Ao menos, teria mais espaço para si mesma. Apesar de sobrarem quartos nos dois prédios de alojamento, a Academia seguia à risca a regra de divisão dos quartos: dois alunos para cada alojamento. Sophie achava aquilo desnecessário.

Trancou a porta. Com folha de papel e aquela maravilhosa invenção baseada em carbono chamada lápis em mãos, pôs-se a desenhar os retalhos do sonho. Era o que restava, já que a voz, por algum motivo, não queria colaborar. Era como se temesse o que o sonho tinha a dizer. Claro, desde o incidente na cerimônia três dias antes, ele nada dissera. Mas Sophie podia sentir que a voz em sua cabeça estava temerosa, por mais insano que isso pudesse soar.

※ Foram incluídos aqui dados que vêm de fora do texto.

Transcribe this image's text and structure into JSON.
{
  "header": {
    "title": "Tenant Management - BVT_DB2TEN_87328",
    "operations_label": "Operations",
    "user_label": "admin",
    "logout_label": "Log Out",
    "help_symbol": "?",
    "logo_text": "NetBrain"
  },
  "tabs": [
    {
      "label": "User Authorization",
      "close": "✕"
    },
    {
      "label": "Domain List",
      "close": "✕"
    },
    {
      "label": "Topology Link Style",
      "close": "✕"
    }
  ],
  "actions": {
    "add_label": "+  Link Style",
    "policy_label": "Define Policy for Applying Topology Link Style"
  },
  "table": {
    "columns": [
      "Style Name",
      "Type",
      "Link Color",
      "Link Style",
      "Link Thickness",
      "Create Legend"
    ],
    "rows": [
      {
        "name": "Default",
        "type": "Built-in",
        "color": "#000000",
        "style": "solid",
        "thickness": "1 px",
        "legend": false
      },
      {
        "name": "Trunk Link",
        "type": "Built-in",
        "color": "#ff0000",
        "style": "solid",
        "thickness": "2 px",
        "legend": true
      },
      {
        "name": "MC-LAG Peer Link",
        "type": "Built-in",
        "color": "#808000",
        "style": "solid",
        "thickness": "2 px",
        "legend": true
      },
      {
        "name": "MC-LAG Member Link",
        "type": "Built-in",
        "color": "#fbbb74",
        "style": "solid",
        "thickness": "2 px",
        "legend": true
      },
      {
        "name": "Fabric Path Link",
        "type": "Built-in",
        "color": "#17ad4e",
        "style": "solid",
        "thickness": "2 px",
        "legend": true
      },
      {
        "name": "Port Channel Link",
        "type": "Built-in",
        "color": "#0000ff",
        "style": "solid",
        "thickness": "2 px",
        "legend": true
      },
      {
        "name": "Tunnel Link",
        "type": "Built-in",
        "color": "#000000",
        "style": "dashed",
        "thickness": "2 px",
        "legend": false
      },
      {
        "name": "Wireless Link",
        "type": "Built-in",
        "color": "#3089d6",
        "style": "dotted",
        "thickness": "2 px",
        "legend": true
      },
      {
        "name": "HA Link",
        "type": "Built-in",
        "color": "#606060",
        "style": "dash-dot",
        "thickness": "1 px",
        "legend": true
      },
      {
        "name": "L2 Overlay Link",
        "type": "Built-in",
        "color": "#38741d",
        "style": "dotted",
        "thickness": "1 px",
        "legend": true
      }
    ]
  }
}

Até então, tudo que havia conseguido era um bocado de símbolos sem nexo, exceto pelo desenho de uma cena um pouco assustadora. Algo semelhante a um laboratório abandonado, com uma orbe na mão de uma pessoa caída em meio a uma poça de sangue. O retrato ficou tão fiel que Sophie orgulhou-se de suas habilidades artísticas. Mas não tinha sequer ideia de porque havia sonhado com aquilo. Pior ainda, ela tinha certeza de que, enquanto sonhava, era como se ela estivesse realmente em algum lugar do laboratório. Como se não fosse um simples sonho, mas uma lembrança.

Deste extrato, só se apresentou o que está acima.